Patrick Radden Keefe is a staff writer at The New Yorker and the author of the New York Times bestsellers ROGUES, EMPIRE OF PAIN (winner of the 2021 Baillie Gifford Prize) and SAY NOTHING, which received the National Book Critics Circle Award and was named one of the Twenty Best Books of the 21st Century by The New York Times Book Review. His work has been recognized by a Guggenheim Fellowship, the National Magazine Award for Feature Writing, and the Orwell Prize for Political Writing.

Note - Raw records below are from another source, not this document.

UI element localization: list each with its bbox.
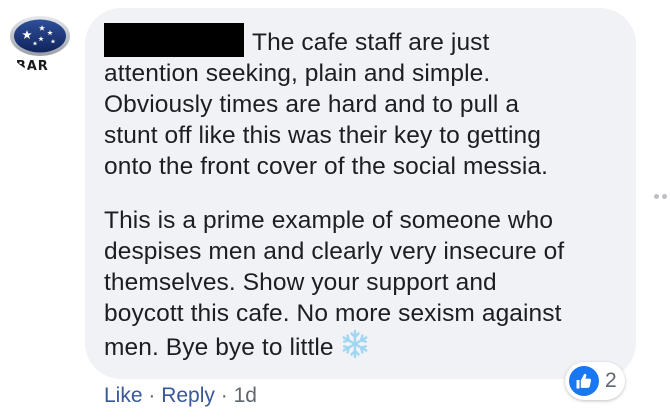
comment-line: boycott this cafe. No more sexism agains… [104,300,562,327]
avatar[interactable]: IBAR [8,8,72,72]
comment-line: themselves. Show your support and [104,269,497,296]
reactions-badge[interactable]: 2 [565,362,625,400]
comment-screenshot: IBAR The cafe staff are just attention s… [0,0,670,419]
separator: · [148,384,162,407]
comment-paragraph-1: The cafe staff are just attention seekin… [104,27,548,182]
comment-line: Obviously times are hard and to pull a [104,91,520,118]
comment-line: This is a prime example of someone who [104,207,554,234]
comment-line: attention seeking, plain and simple. [104,60,491,87]
comment-line-text: men. Bye bye to little [104,334,334,361]
timestamp[interactable]: 1d [234,384,257,407]
comment-line: stunt off like this was their key to get… [104,122,542,149]
comment-line: onto the front cover of the social messi… [104,153,549,180]
comment-paragraph-2: This is a prime example of someone who d… [104,205,564,363]
comment-line-last: men. Bye bye to little [104,329,564,363]
comment-line: despises men and clearly very insecure o… [104,238,565,265]
reaction-count: 2 [605,369,617,392]
snowflake-icon [342,329,368,359]
comment-actions: Like · Reply · 1d [104,382,257,410]
reply-link[interactable]: Reply [161,384,215,407]
thumbs-up-icon [569,366,599,396]
like-link[interactable]: Like [104,384,143,407]
separator: · [220,384,234,407]
subaru-logo-icon: IBAR [10,16,70,72]
comment-line: The cafe staff are just [252,29,490,56]
svg-text:IBAR: IBAR [10,59,49,72]
more-options-icon[interactable] [654,194,670,200]
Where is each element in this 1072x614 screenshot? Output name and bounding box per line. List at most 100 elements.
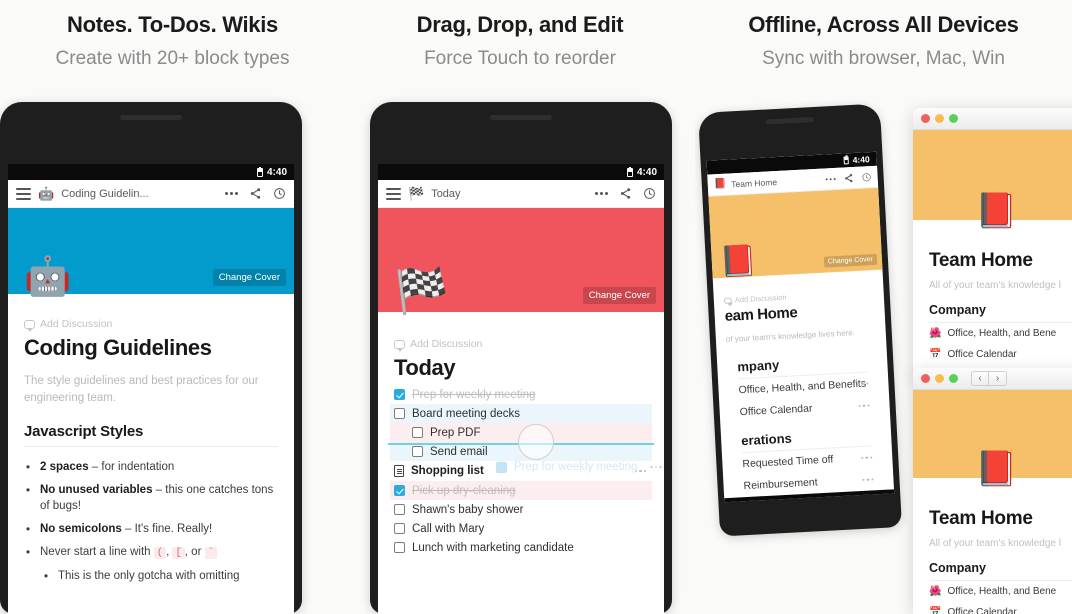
app-bar-actions [825, 172, 871, 184]
recents-icon[interactable] [848, 498, 858, 503]
screenshot-stage: Notes. To-Dos. Wikis Create with 20+ blo… [0, 0, 1072, 614]
phone-device-2: 4:40 🏁 Today Change Cover 🏁 Add Discussi… [370, 102, 672, 614]
add-discussion-button[interactable]: Add Discussion [378, 334, 664, 352]
panel-2-subtitle: Force Touch to reorder [424, 48, 616, 69]
chevron-right-icon[interactable]: › [989, 371, 1007, 386]
share-icon[interactable] [249, 187, 262, 200]
checkbox-checked[interactable] [394, 389, 405, 400]
panel-2-title: Drag, Drop, and Edit [416, 12, 624, 37]
maximize-icon[interactable] [949, 114, 958, 123]
close-icon[interactable] [921, 374, 930, 383]
list-item[interactable]: 🌺 Office, Health, and Bene [913, 323, 1072, 344]
panel-offline-across-devices: Offline, Across All Devices Sync with br… [695, 0, 1072, 614]
list-item[interactable]: • Never start a line with (, [, or ` [24, 540, 278, 564]
page-section-list: mpany Office, Health, and Benefits Offic… [716, 340, 894, 499]
calendar-icon: 📅 [929, 606, 942, 614]
clock-icon[interactable] [861, 172, 872, 183]
page-icon-flag[interactable]: 🏁 [394, 270, 449, 314]
add-discussion-button[interactable]: Add Discussion [8, 314, 294, 332]
mac-window-back[interactable]: 📕 Team Home All of your team's knowledge… [913, 108, 1072, 378]
document-icon [394, 465, 404, 477]
section-heading[interactable]: Company [913, 549, 1072, 580]
page-title[interactable]: Team Home [913, 244, 1072, 272]
checkbox[interactable] [394, 523, 405, 534]
bullet-dot: • [43, 568, 49, 583]
minimize-icon[interactable] [935, 114, 944, 123]
list-item-text: This is the only gotcha with omitting [58, 569, 240, 582]
page-title[interactable]: Coding Guidelines [8, 330, 294, 361]
page-title[interactable]: Team Home [913, 502, 1072, 530]
book-icon: 📕 [713, 178, 727, 190]
list-item-label: Office, Health, and Bene [947, 328, 1057, 339]
list-item[interactable]: 📅 Office Calendar [913, 344, 1072, 365]
panel-3-subtitle: Sync with browser, Mac, Win [762, 48, 1005, 69]
clock-icon[interactable] [273, 187, 286, 200]
list-item-label: Office, Health, and Benefits [738, 377, 867, 397]
list-item[interactable]: • No semicolons – It's fine. Really! [24, 517, 278, 540]
checklist-item[interactable]: Board meeting decks [390, 404, 652, 423]
list-item[interactable]: • This is the only gotcha with omitting [24, 564, 278, 587]
share-icon[interactable] [619, 187, 632, 200]
comment-icon [24, 319, 35, 332]
page-description[interactable]: All of your team's knowledge l [913, 530, 1072, 549]
checklist-item[interactable]: Prep for weekly meeting [390, 385, 652, 404]
close-icon[interactable] [921, 114, 930, 123]
list-item-text: No unused variables – this one catches t… [40, 483, 274, 512]
checkbox[interactable] [412, 446, 423, 457]
page-icon-robot[interactable]: 🤖 [24, 258, 71, 296]
page-description[interactable]: All of your team's knowledge l [913, 272, 1072, 291]
mac-window-front[interactable]: ‹ › 📕 Team Home All of your team's knowl… [913, 368, 1072, 614]
list-item[interactable]: • 2 spaces – for indentation [24, 455, 278, 478]
more-icon[interactable] [856, 382, 869, 386]
more-icon[interactable] [858, 404, 870, 408]
hamburger-icon[interactable] [386, 187, 401, 200]
change-cover-button[interactable]: Change Cover [823, 253, 878, 268]
list-item[interactable]: 🌺 Office, Health, and Bene [913, 581, 1072, 602]
more-icon[interactable] [860, 456, 873, 460]
file-item-label: Shopping list [411, 465, 484, 477]
panel-3-header: Offline, Across All Devices Sync with br… [695, 0, 1072, 74]
more-icon[interactable] [225, 192, 238, 195]
checklist-item[interactable]: Shawn's baby shower [390, 500, 652, 519]
change-cover-button[interactable]: Change Cover [582, 287, 656, 304]
more-icon[interactable] [825, 177, 836, 180]
more-icon[interactable] [861, 478, 874, 482]
status-time: 4:40 [266, 166, 287, 178]
section-heading[interactable]: Javascript Styles [8, 407, 294, 446]
page-icon-book[interactable]: 📕 [719, 244, 758, 279]
drag-ghost-row: Prep for weekly meeting [496, 461, 662, 473]
more-icon[interactable] [595, 192, 608, 195]
phone-speaker [120, 115, 182, 120]
phone-screen-2: 4:40 🏁 Today Change Cover 🏁 Add Discussi… [378, 164, 664, 614]
home-icon[interactable] [804, 500, 814, 503]
checklist-item[interactable]: Lunch with marketing candidate [390, 538, 652, 557]
checkbox-checked-ghost [496, 461, 507, 473]
clock-icon[interactable] [643, 187, 656, 200]
checkbox[interactable] [394, 542, 405, 553]
chevron-left-icon[interactable]: ‹ [971, 371, 989, 386]
list-item[interactable]: • No unused variables – this one catches… [24, 478, 278, 517]
page-icon-book[interactable]: 📕 [975, 452, 1017, 486]
panel-1-title: Notes. To-Dos. Wikis [67, 12, 278, 37]
panel-drag-drop-edit: Drag, Drop, and Edit Force Touch to reor… [345, 0, 695, 614]
minimize-icon[interactable] [935, 374, 944, 383]
phone-screen-1: 4:40 🤖 Coding Guidelin... Change Cover 🤖… [8, 164, 294, 614]
hamburger-icon[interactable] [16, 187, 31, 200]
phone-device-3: 4:40 📕 Team Home Change Cover 📕 Add Disc… [698, 103, 902, 537]
page-title[interactable]: Today [378, 350, 664, 381]
checklist-item[interactable]: Call with Mary [390, 519, 652, 538]
list-item-label: Requested Time off [742, 453, 834, 471]
checkbox[interactable] [412, 427, 423, 438]
maximize-icon[interactable] [949, 374, 958, 383]
share-icon[interactable] [843, 173, 854, 184]
section-heading[interactable]: Company [913, 291, 1072, 322]
list-item[interactable]: 📅 Office Calendar [913, 602, 1072, 614]
page-description[interactable]: The style guidelines and best practices … [8, 361, 294, 407]
checkbox[interactable] [394, 408, 405, 419]
page-icon-book[interactable]: 📕 [975, 194, 1017, 228]
app-bar-actions [595, 187, 656, 200]
checkbox-checked[interactable] [394, 485, 405, 496]
checkbox[interactable] [394, 504, 405, 515]
change-cover-button[interactable]: Change Cover [212, 269, 286, 286]
checklist-item[interactable]: Pick up dry-cleaning [390, 481, 652, 500]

He served as an Executive Producer on the award-winning FX series “Say Nothing,” based on his book. He is also the creator and host of the eight-part podcast “Wind of Change,” about the strange convergence of Cold War espionage and heavy metal music, which The Guardian and Entertainment Weekly named the #1 podcast of 2020.

Patrick Radden Keefe

Books by Patrick Radden Keefe

by Patrick Radden Keefe - Nonfiction, True Crime

In the early morning of November 29, 2019, surveillance cameras at the headquarters of MI6, Britain’s spy agency, captured video of a young man pacing back and forth on a high balcony of Riverwalk, a luxury tower on the bank of the river Thames. At 2:24 a.m., he jumped into the river. In a quiet London neighborhood several miles away, Rachelle Brettler was worried about her son. Zac had told her that he had gone to stay with a friend, but then he did not come home. Days later, a police car pulled up, and two officers relayed the dreadful news: her son was dead. In their unbearable grief, Rachelle and her husband, Matthew, struggled to understand what had happened to Zac. He had his troubles, but in no way did he seem suicidal. As they would soon discover, however, there was a lot they did not know about their son.

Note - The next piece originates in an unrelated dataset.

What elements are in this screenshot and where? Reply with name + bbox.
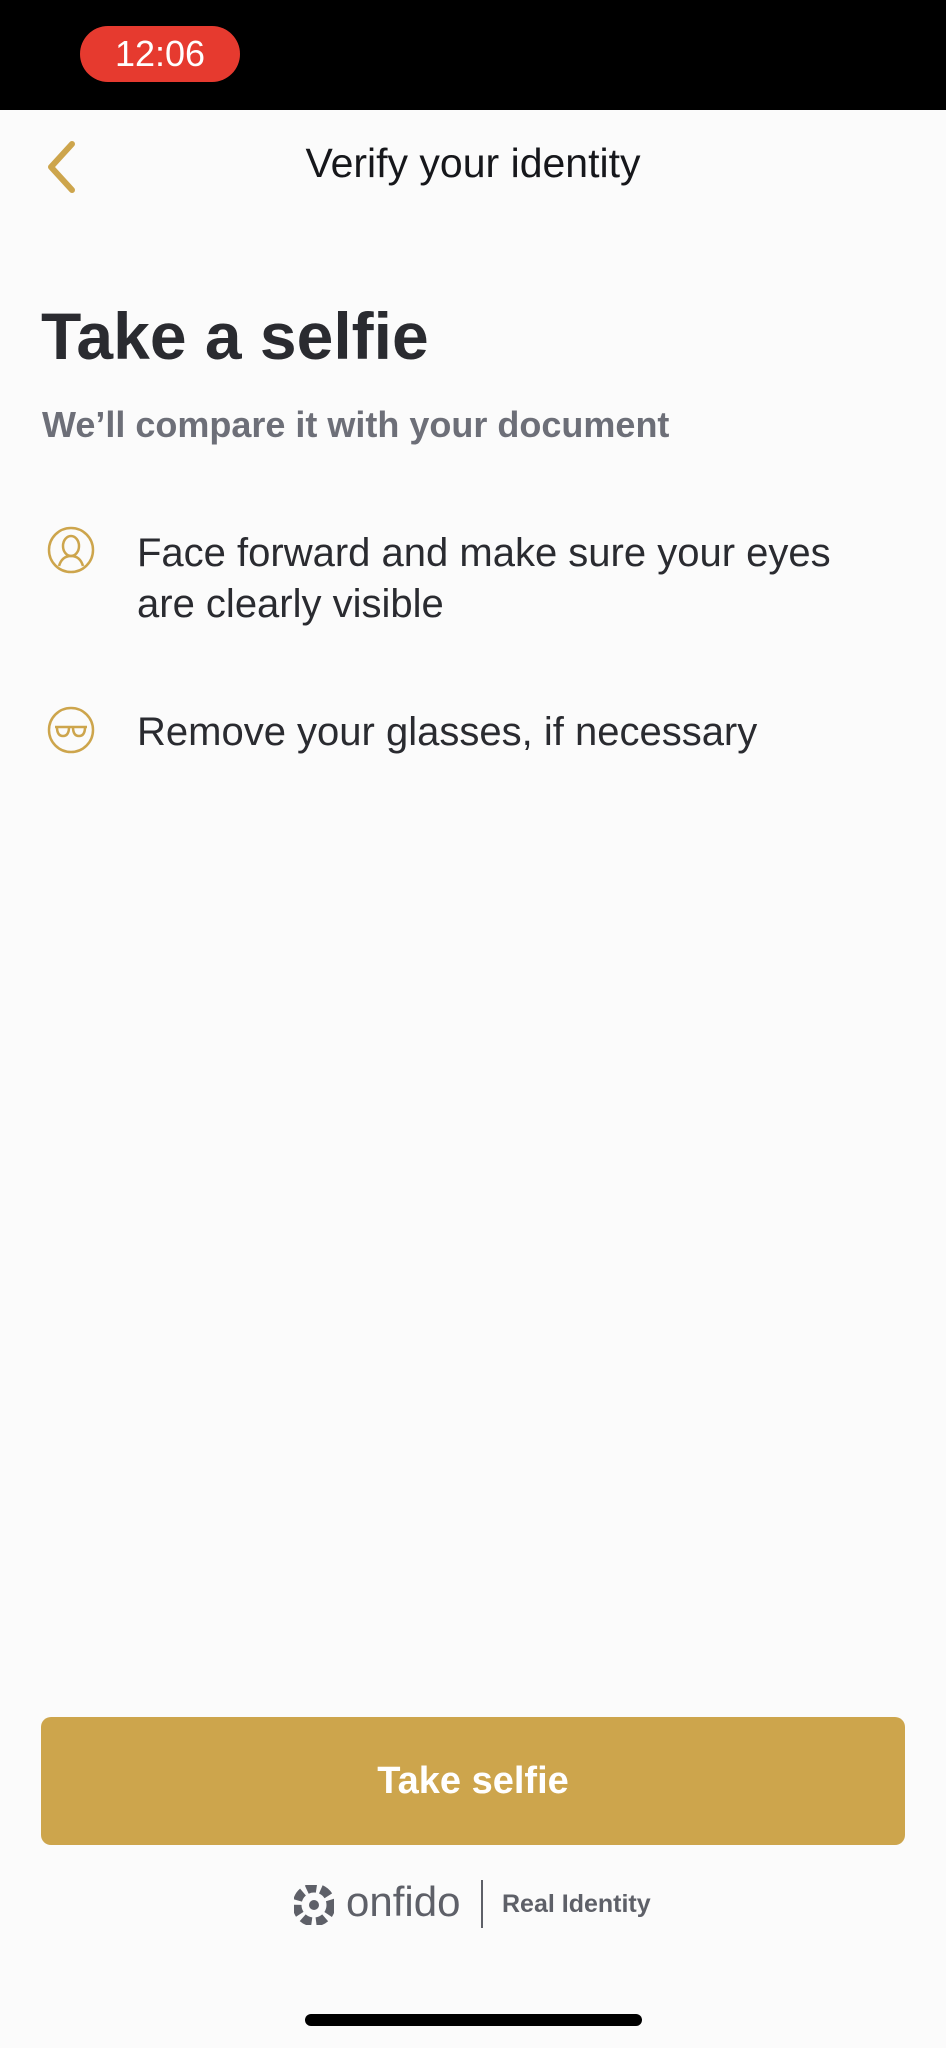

by Patrick Radden Keefe - Nonfiction, True Crime

ROGUES brings together a dozen of Patrick Radden Keefe’s most celebrated articles from The New Yorker. Here, he brilliantly explores the intricacies of forging $150,000 vintage wines, examines if a whistleblower who dared to expose money laundering at a Swiss bank is a hero or a fabulist, spends time in Vietnam with Anthony Bourdain, chronicles the quest to bring down a cheerful international black market arms merchant, and profiles a passionate death penalty attorney who represents the “worst of the worst,” among other bravura works of literary journalism.

by Patrick Radden Keefe - Biography, Nonfiction, True Crime

The Sackler name has adorned the walls of many storied institutions --- Harvard, the Metropolitan Museum of Art, Oxford, the Louvre. They are one of the richest families in the world, but the source of the family fortune was vague --- until it emerged that the Sacklers were responsible for making and marketing a blockbuster painkiller that was the catalyst for the opioid crisis. EMPIRE OF PAIN is the saga of three generations of a single family and the mark they would leave on the world. It chronicles the multiple investigations of the Sacklers and their company, and the scorched-earth legal tactics that the family has used to evade accountability.

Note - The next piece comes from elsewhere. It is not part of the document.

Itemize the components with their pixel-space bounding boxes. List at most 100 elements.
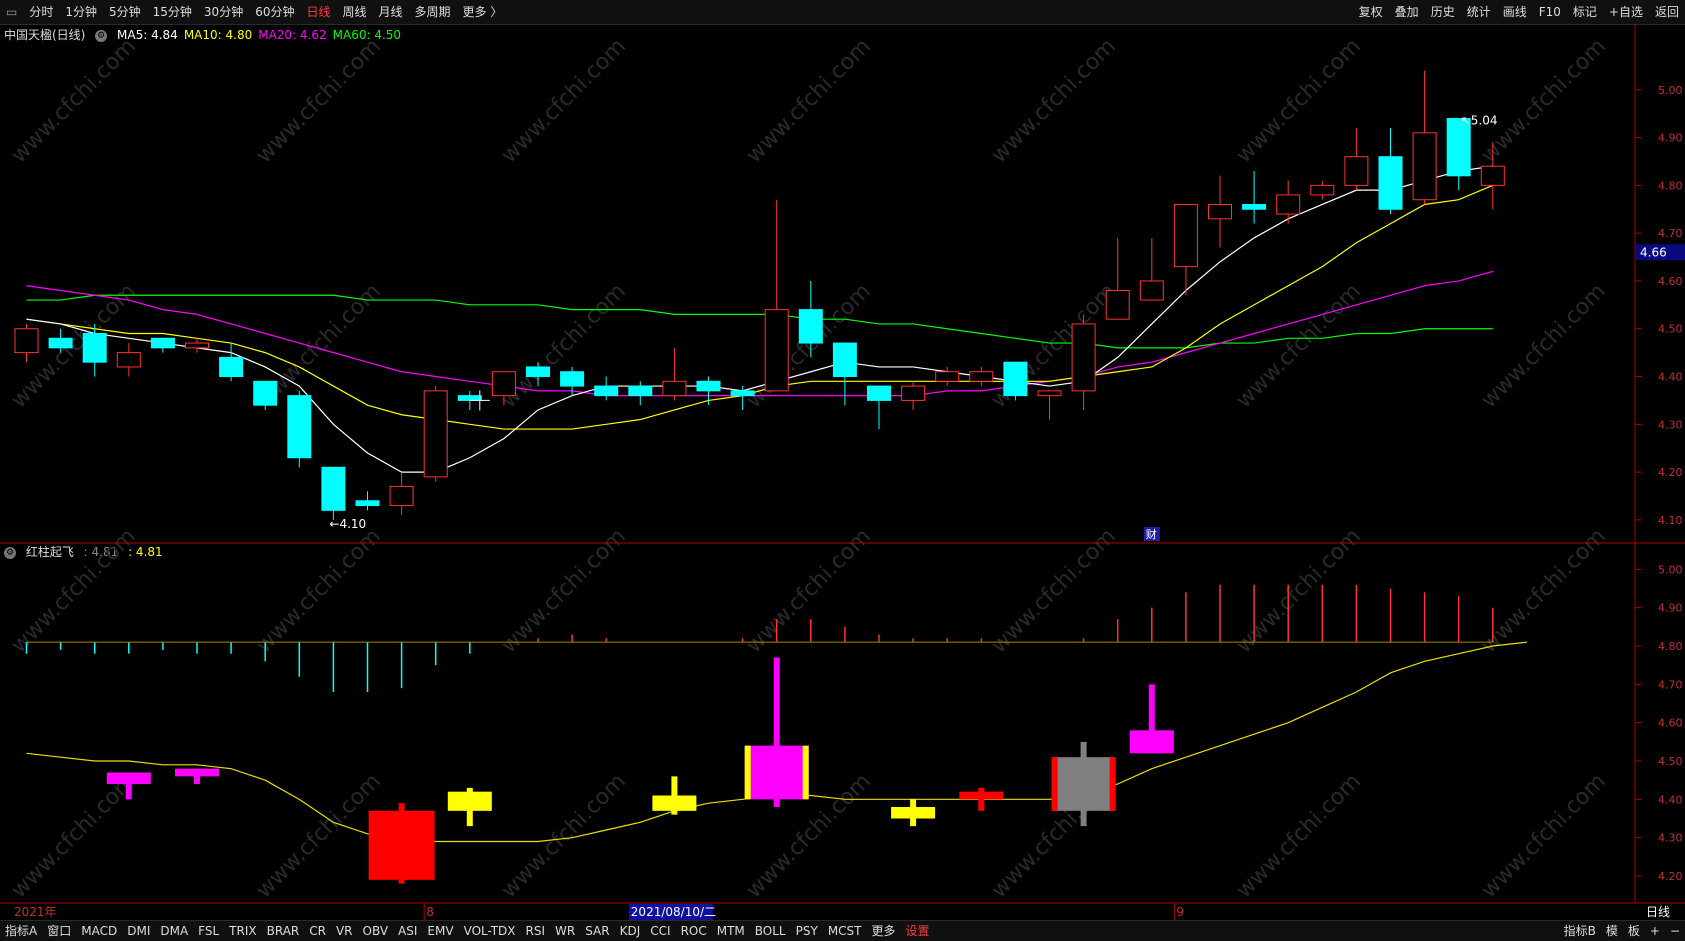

by Patrick Radden Keefe - History, Nonfiction, True Crime

In December 1972, Jean McConville, a 38-year-old mother of 10, was dragged from her Belfast home by masked intruders. Everyone in the neighborhood knew the I.R.A. was responsible, but no one would speak of it. In 2003, five years after an accord brought an uneasy peace to Northern Ireland, a set of human bones was discovered on a beach. McConville's children knew it was their mother when they were told a blue safety pin was attached to the dress. Patrick Radden Keefe's book on the bitter conflict in Northern Ireland and its aftermath uses the McConville case as a starting point for the tale of a society wracked by a violent guerrilla war, the consequences of which have never been reckoned with.